In FIG. 2, the time when the emissivity starts to increase indicates the time when the solid layer 9 is generated, and the time when the emissivity is stabilized at a high emissivity indicates the time when the solid layer 9 is completely formed. I have. Therefore, the occurrence of the solid layer 9 during the growth of the single crystal can be predicted by grasping in advance the time from the start of the generation of the solid layer 9 to the complete formation of the solid layer 9 during the growth of the single crystal.

Therefore, in the present invention, the time when the solid layer 9 is completely formed is predicted based on the detection of the time when the solid layer 9 is generated, and immediately or after a predetermined time, the output of the lower heater 14b is increased to generate the solid layer 9. Prevention can eliminate adverse effects on the single crystal due to the generation of solidified suspended matter on the melt surface.

In implementing the present invention, the means for controlling the heat input ratio is not limited to a double heater divided into upper and lower stages, and a plurality of means may be provided if necessary.
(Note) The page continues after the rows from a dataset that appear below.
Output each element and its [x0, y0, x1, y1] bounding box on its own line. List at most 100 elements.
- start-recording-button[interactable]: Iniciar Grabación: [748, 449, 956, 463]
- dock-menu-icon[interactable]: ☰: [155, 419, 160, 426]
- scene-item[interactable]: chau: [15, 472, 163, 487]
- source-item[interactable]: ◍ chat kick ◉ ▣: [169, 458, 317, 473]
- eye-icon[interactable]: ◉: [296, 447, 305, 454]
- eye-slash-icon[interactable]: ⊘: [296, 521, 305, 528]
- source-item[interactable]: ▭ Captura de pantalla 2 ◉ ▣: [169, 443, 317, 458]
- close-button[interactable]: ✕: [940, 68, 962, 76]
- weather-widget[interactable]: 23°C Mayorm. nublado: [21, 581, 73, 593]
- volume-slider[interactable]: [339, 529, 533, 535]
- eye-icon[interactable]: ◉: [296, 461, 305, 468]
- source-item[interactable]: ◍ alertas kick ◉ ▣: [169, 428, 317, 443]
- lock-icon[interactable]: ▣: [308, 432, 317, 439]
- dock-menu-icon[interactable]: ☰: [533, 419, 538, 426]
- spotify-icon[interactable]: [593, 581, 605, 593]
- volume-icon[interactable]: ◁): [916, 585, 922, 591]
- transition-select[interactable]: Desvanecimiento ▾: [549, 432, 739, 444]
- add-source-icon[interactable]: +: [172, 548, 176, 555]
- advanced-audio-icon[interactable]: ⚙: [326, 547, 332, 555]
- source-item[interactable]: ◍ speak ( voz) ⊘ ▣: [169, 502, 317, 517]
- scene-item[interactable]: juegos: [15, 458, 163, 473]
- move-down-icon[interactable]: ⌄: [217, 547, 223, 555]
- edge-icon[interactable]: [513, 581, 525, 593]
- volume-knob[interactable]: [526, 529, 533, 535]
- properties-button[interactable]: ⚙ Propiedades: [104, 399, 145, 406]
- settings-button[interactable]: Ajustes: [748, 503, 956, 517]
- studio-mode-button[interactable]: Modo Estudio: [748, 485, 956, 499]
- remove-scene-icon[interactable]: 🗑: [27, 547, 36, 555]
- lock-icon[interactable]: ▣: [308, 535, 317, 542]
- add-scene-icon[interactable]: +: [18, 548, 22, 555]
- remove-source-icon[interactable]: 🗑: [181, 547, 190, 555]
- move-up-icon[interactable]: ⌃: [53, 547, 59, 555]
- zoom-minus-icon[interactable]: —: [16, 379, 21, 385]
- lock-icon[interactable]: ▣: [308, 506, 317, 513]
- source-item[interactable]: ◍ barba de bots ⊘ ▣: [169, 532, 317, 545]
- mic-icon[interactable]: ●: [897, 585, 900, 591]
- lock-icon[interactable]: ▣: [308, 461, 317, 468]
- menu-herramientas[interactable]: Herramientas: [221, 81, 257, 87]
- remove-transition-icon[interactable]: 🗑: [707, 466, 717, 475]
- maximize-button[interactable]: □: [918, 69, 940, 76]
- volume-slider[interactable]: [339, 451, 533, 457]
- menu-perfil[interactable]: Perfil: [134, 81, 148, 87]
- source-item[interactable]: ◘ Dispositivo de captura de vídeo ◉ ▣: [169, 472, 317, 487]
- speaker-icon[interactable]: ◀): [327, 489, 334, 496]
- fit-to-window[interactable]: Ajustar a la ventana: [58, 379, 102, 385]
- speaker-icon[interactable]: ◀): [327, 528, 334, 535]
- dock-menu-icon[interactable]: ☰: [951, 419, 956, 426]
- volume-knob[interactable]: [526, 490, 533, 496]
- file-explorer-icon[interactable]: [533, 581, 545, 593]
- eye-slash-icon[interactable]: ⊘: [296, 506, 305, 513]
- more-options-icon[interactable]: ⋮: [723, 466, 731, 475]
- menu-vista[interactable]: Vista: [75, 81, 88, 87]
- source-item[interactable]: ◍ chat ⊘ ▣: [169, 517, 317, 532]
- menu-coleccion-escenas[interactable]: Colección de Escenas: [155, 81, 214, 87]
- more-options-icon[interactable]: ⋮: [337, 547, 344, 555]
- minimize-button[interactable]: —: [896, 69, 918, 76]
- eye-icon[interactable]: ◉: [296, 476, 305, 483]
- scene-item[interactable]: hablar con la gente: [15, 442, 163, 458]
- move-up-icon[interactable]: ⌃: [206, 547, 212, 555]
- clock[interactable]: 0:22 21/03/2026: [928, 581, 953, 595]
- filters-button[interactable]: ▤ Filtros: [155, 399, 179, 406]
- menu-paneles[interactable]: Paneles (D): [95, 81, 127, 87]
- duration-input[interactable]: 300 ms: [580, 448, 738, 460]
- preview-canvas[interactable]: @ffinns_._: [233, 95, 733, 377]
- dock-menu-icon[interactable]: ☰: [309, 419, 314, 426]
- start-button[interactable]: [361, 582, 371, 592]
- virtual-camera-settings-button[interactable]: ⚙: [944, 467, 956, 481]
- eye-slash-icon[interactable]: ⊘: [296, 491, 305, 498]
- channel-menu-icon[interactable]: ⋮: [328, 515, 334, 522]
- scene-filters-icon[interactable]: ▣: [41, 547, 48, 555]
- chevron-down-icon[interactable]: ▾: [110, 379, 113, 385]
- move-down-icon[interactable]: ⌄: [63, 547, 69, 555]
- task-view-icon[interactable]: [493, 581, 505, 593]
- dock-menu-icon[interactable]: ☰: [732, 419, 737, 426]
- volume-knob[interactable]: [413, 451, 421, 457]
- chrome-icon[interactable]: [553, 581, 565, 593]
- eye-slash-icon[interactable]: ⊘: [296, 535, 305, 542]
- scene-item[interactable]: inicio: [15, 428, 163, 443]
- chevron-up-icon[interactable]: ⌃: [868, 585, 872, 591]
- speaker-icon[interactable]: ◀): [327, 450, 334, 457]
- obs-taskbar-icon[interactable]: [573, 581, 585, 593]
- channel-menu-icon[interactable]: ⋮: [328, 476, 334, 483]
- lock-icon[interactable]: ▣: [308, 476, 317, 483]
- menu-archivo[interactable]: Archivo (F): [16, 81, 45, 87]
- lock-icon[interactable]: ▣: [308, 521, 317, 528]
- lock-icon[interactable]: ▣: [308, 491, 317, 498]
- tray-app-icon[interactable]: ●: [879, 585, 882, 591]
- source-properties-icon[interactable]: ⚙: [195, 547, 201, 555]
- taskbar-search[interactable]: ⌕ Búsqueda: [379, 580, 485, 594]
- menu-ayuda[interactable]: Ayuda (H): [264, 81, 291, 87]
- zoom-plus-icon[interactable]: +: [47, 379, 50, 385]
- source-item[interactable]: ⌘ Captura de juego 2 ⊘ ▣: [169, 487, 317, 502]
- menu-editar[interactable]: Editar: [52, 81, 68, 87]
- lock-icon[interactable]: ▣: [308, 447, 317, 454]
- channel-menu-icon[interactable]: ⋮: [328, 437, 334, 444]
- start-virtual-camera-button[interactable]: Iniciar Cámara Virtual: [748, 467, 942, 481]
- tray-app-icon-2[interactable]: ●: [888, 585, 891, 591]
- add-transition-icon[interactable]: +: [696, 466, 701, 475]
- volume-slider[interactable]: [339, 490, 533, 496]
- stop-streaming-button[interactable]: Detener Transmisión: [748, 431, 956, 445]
The heat input ratio can also be controlled by adjusting the relative positions of the heater and the molten material. The window 11 is desirably transparent, but need not be transparent as long as a change in temperature can be detected.

[0026]

As described above, according to the present invention, by detecting the temperature of the bottom of the molten raw material and detecting the solidification of the molten liquid, it is possible to prevent the fluctuation of the parameters relating to the single crystal growth and to improve the quality and the yield. For example, the present invention has excellent effects.

[Brief description of the drawings]

FIG. 1 is a schematic longitudinal sectional view showing a single crystal growth apparatus according to the present invention.

FIG. 2 is a graph showing the temperature at the bottom of a raw material for crystallization.

FIG. 3 is a schematic longitudinal sectional view showing a single crystal growth apparatus used for the CZ method.

FIG. 4 is a schematic vertical sectional view showing a conventional single crystal growth apparatus using a double heater.

[Explanation of symbols]

 DESCRIPTION OF SYMBOLS 1 Crucible 1a Inner-layer holding container 1b Outer-layer holding container 2 Heater 3 Melt 4 Pulling shaft 7 Supporting shaft 8 Single crystal 11 Window 12 Sensor part 13 System part

Claims (2)

[Claims] 1. A method for pulling a single crystal from a molten material held in a crucible supported so that the bottom thereof can be rotated and raised and lowered by a support shaft, and growing the single crystal material at the bottom of the crucible. The temperature is detected by an optical thermometer, it is detected whether or not a solid layer is formed based on the detection result, and the vertical heat input ratio to the molten raw material is controlled based on this detection. Single crystal growth method. 2. An apparatus for pulling and growing a single crystal from a molten material held in a crucible whose bottom is rotatable and vertically movable on a support shaft, wherein the crucible connected to the support shaft is lifted. A light transmission window formed at the bottom, an optical thermometer for detecting the temperature of the single crystal raw material through the light transmission window, and a heater capable of controlling a vertical heat input ratio to the molten raw material are provided. Characteristic single crystal growth equipment.